Radiation Detected on Two British Airways Planes*
by Jim Benning | 11.29.06 | 2:26 PM ET
Yikes. From the Guardian Unlimited: “British Airways passengers were being sought tonight after traces of radiation were found on two aircraft as part of the investigation into the death of a Russian former spy. The airline said very low levels of radiation were found as part of the investigation into the death last Thursday of Alexander Litvinenko, whose body had traces of polonium 210, a lethal radioactive substance.” British Airways officials believe “the risk to public health is low.”
* Add: AP reports that officials “drew up plans to contact thousands of airplane passengers”; three planes have been grounded.
To Russia, With Actors
by Michael Yessis | 11.29.06 | 8:48 AM ET
Martha Plimpton, who plays Varenka Bakunin in The Coast of Utopia, prepared for her latest role by traveling with her fellow actors to Russia. Moscow and St. Petersburg, to be precise. “Rather than dive headlong into the icy waters of ‘Voyage,’ ‘Shipwreck’ and ‘Salvage,’ the three plays about revolutionary thinkers from 19th-century Russia which make up Tom Stoppard’s epic ... four of us decided it might be wise—not to mention unspeakably cool—to go to Mother Russia herself.” Plimpton joins the growing list of celebrity travel writers and recounts her week-long experience in New York’s Daily News. “Nothing is ‘easy’ in Russia,” she writes. “You don’t just ‘get a taxi’ at the airport, for example. You don’t just go ‘grocery shopping.’ But it’s through these seemingly irrelevant inconveniences one gets a feel for the place and for the culture shaping our characters.”

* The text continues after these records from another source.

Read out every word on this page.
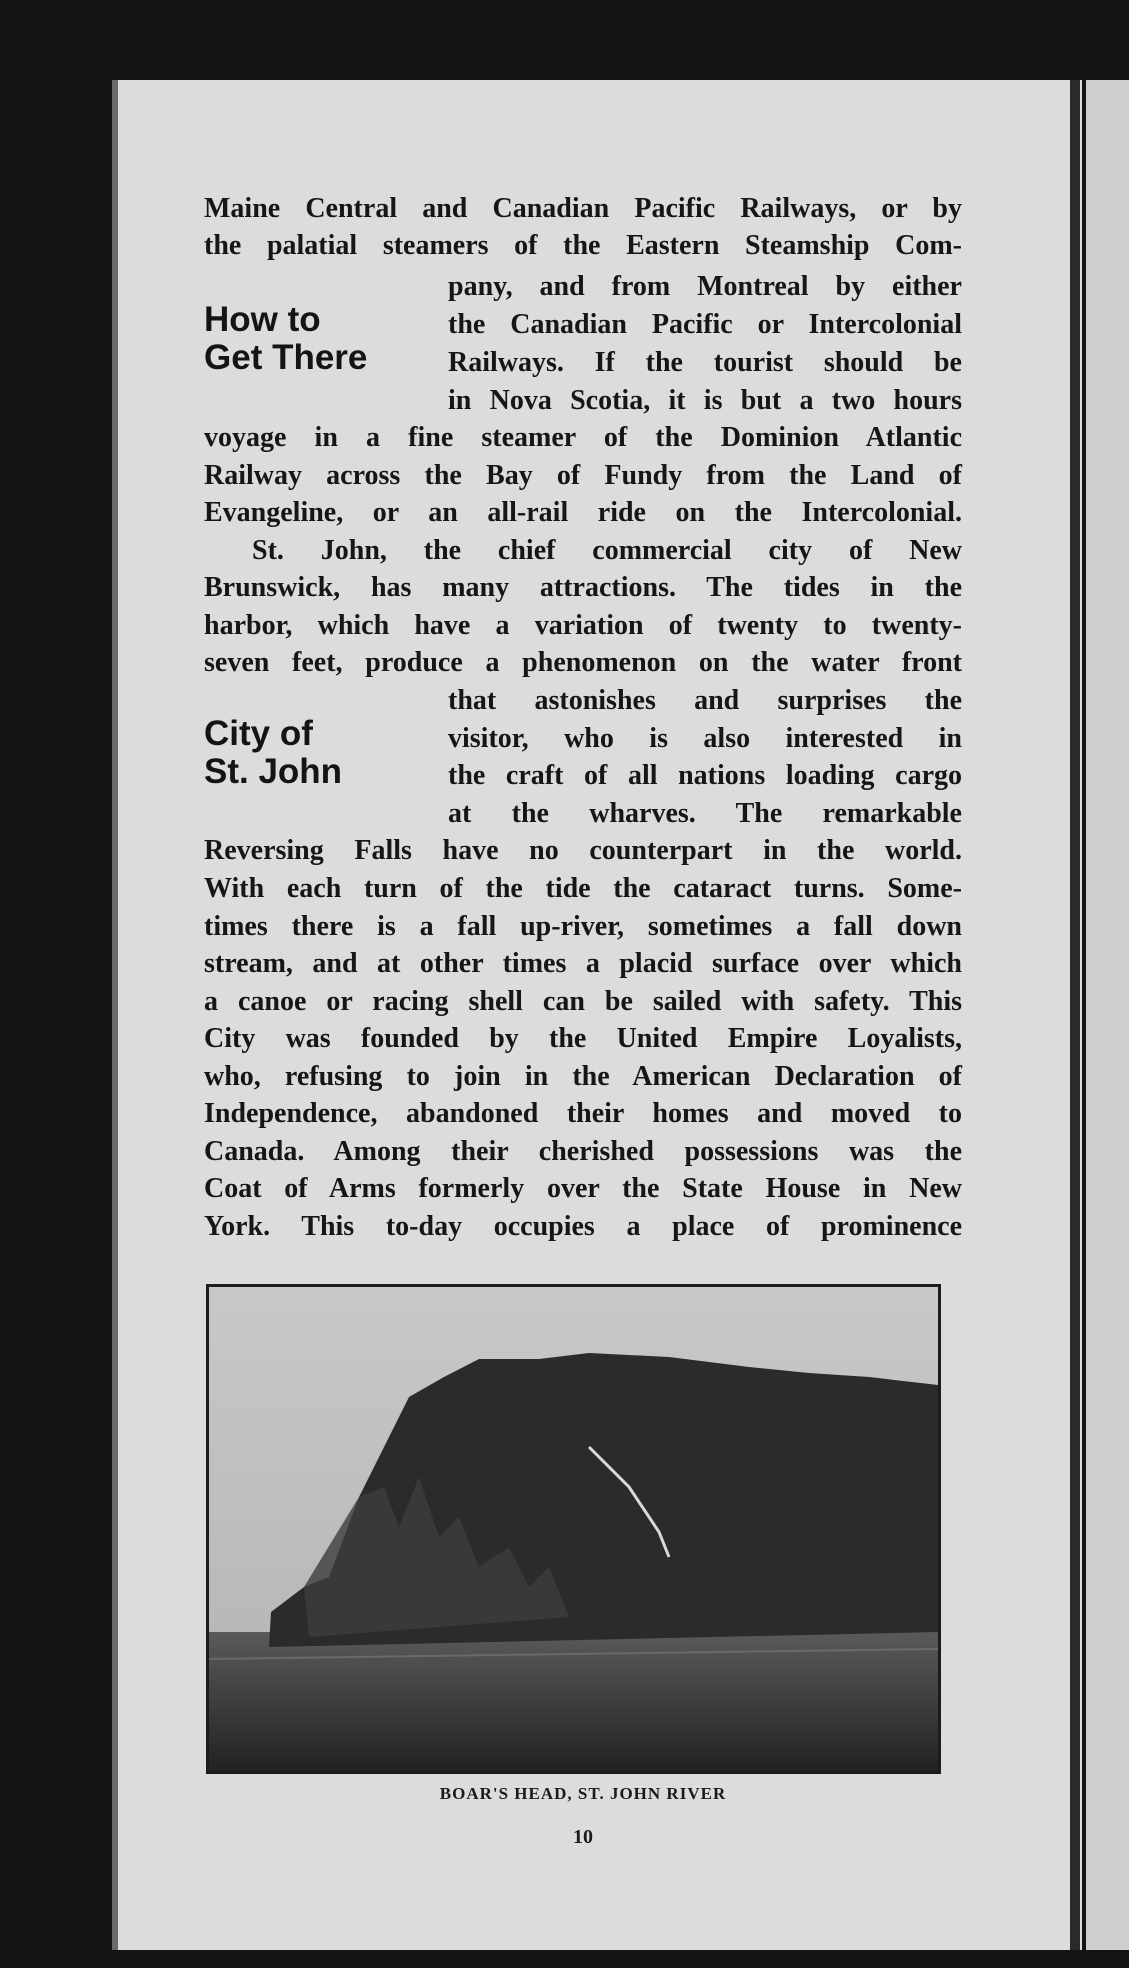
Maine Central and Canadian Pacific Railways, or by
the palatial steamers of the Eastern Steamship Com-
pany, and from Montreal by either
the Canadian Pacific or Intercolonial
Railways. If the tourist should be
in Nova Scotia, it is but a two hours
voyage in a fine steamer of the Dominion Atlantic
Railway across the Bay of Fundy from the Land of
Evangeline, or an all-rail ride on the Intercolonial.
St. John, the chief commercial city of New
Brunswick, has many attractions. The tides in the
harbor, which have a variation of twenty to twenty-
seven feet, produce a phenomenon on the water front
that astonishes and surprises the
visitor, who is also interested in
the craft of all nations loading cargo
at the wharves. The remarkable
Reversing Falls have no counterpart in the world.
With each turn of the tide the cataract turns. Some-
times there is a fall up-river, sometimes a fall down
stream, and at other times a placid surface over which
a canoe or racing shell can be sailed with safety. This
City was founded by the United Empire Loyalists,
who, refusing to join in the American Declaration of
Independence, abandoned their homes and moved to
Canada. Among their cherished possessions was the
Coat of Arms formerly over the State House in New
York. This to-day occupies a place of prominence
How to
Get There
City of
St. John
BOAR'S HEAD, ST. JOHN RIVER
10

‘It’s Not Easy Being a Comic on the Airport Security Line’
by Michael Yessis | 11.29.06 | 7:46 AM ET
R.I.P. Jesús Blancornelas
by Jim Benning | 11.28.06 | 2:51 PM ET
The Tijuana journalist was fearless, and for all the right reasons. The New York Times and San Diego Union-Tribune remember him.

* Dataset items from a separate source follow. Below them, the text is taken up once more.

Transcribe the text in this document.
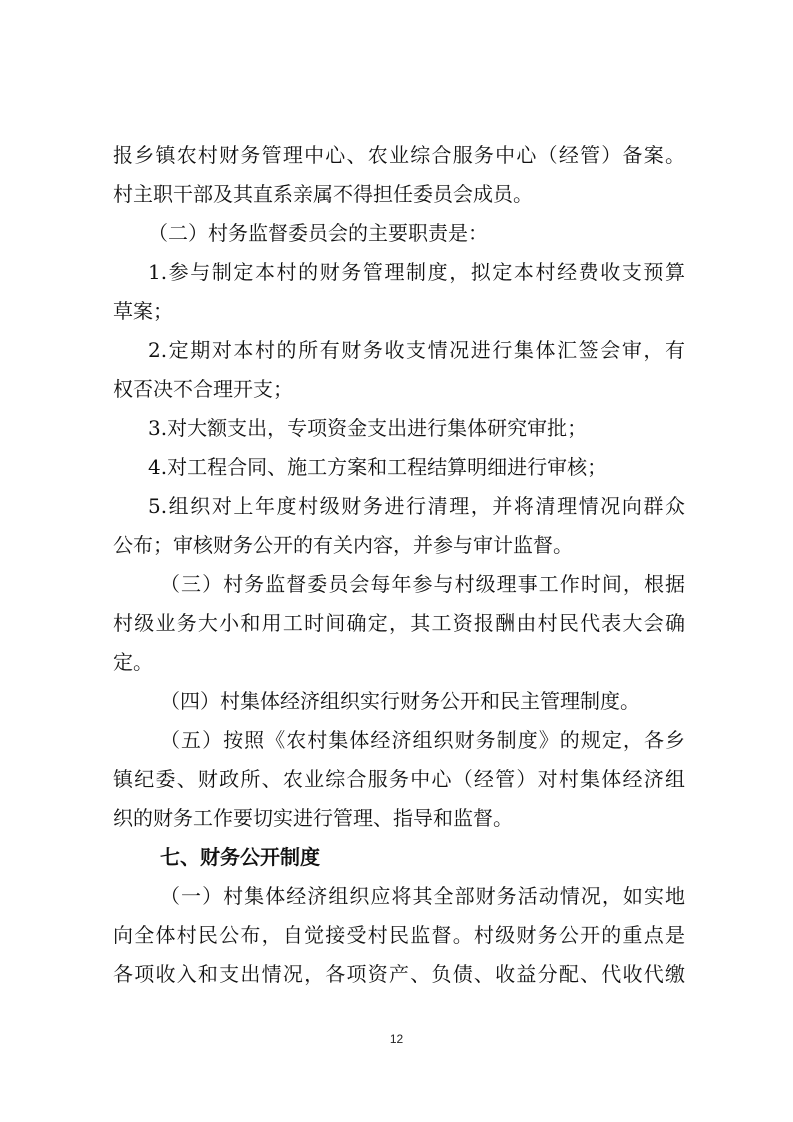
报乡镇农村财务管理中心、农业综合服务中心（经管）备案。
村主职干部及其直系亲属不得担任委员会成员。
（二）村务监督委员会的主要职责是：
1.参与制定本村的财务管理制度，拟定本村经费收支预算
草案；
2.定期对本村的所有财务收支情况进行集体汇签会审，有
权否决不合理开支；
3.对大额支出，专项资金支出进行集体研究审批；
4.对工程合同、施工方案和工程结算明细进行审核；
5.组织对上年度村级财务进行清理，并将清理情况向群众
公布；审核财务公开的有关内容，并参与审计监督。
（三）村务监督委员会每年参与村级理事工作时间，根据
村级业务大小和用工时间确定，其工资报酬由村民代表大会确
定。
（四）村集体经济组织实行财务公开和民主管理制度。
（五）按照《农村集体经济组织财务制度》的规定，各乡
镇纪委、财政所、农业综合服务中心（经管）对村集体经济组
织的财务工作要切实进行管理、指导和监督。
七、财务公开制度
（一）村集体经济组织应将其全部财务活动情况，如实地
向全体村民公布，自觉接受村民监督。村级财务公开的重点是
各项收入和支出情况，各项资产、负债、收益分配、代收代缴
12
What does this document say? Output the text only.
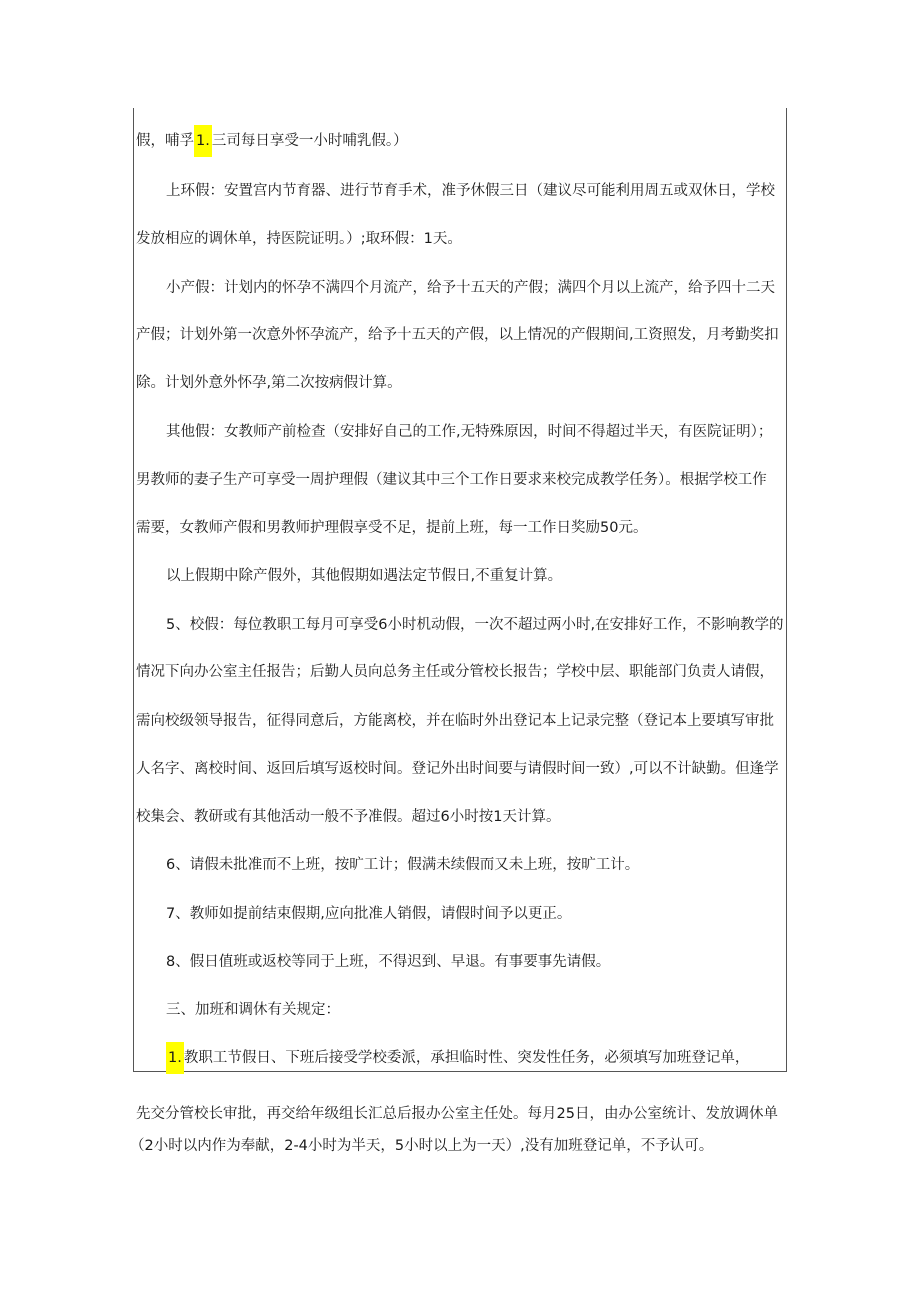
假，哺孚 1. 三司每日享受一小时哺乳假。）
上环假：安置宫内节育器、进行节育手术，准予休假三日（建议尽可能利用周五或双休日，学校
发放相应的调休单，持医院证明。）;取环假：1天。
小产假：计划内的怀孕不满四个月流产，给予十五天的产假；满四个月以上流产，给予四十二天
产假；计划外第一次意外怀孕流产，给予十五天的产假，以上情况的产假期间,工资照发，月考勤奖扣
除。计划外意外怀孕,第二次按病假计算。
其他假：女教师产前检查（安排好自己的工作,无特殊原因，时间不得超过半天，有医院证明）；
男教师的妻子生产可享受一周护理假（建议其中三个工作日要求来校完成教学任务）。根据学校工作
需要，女教师产假和男教师护理假享受不足，提前上班，每一工作日奖励50元。
以上假期中除产假外，其他假期如遇法定节假日,不重复计算。
5、校假：每位教职工每月可享受6小时机动假，一次不超过两小时,在安排好工作，不影响教学的
情况下向办公室主任报告；后勤人员向总务主任或分管校长报告；学校中层、职能部门负责人请假，
需向校级领导报告，征得同意后，方能离校，并在临时外出登记本上记录完整（登记本上要填写审批
人名字、离校时间、返回后填写返校时间。登记外出时间要与请假时间一致）,可以不计缺勤。但逢学
校集会、教研或有其他活动一般不予准假。超过6小时按1天计算。
6、请假未批准而不上班，按旷工计；假满未续假而又未上班，按旷工计。
7、教师如提前结束假期,应向批准人销假，请假时间予以更正。
8、假日值班或返校等同于上班，不得迟到、早退。有事要事先请假。
三、加班和调休有关规定：
1. 教职工节假日、下班后接受学校委派，承担临时性、突发性任务，必须填写加班登记单，
先交分管校长审批，再交给年级组长汇总后报办公室主任处。每月25日，由办公室统计、发放调休单
（2小时以内作为奉献，2-4小时为半天，5小时以上为一天）,没有加班登记单，不予认可。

Searching for ‘Random Weirdness’ on Mexico’s Southern Border Highway
by Jim Benning | 11.28.06 | 1:56 PM ET
We always enjoy Ben Brazil’s stories, and his piece in Sunday’s Washington Post about an ambling trip through the southern Mexican state of Chiapas didn’t disappoint. He and his wife traveled the 262-mile Carretera Fronteriza del Sur, a relatively new two-lane road which runs along the border between Chiapas and Guatemala. They visited the Maya ruins of Palenque, but that was only the beginning. “If you just want to see the highlights, scads of tour operators in Palenque and San Cristobal de las Casas—Chiapas’s main tourist hubs—sell reasonably priced package tours,” he writes. “But we wanted to see the whole highway on an unscripted journey open to chance encounters and random weirdness. As such, we opted to travel on public transportation and eschew reservations, following an itinerary so vague that it verged on impressionist art.”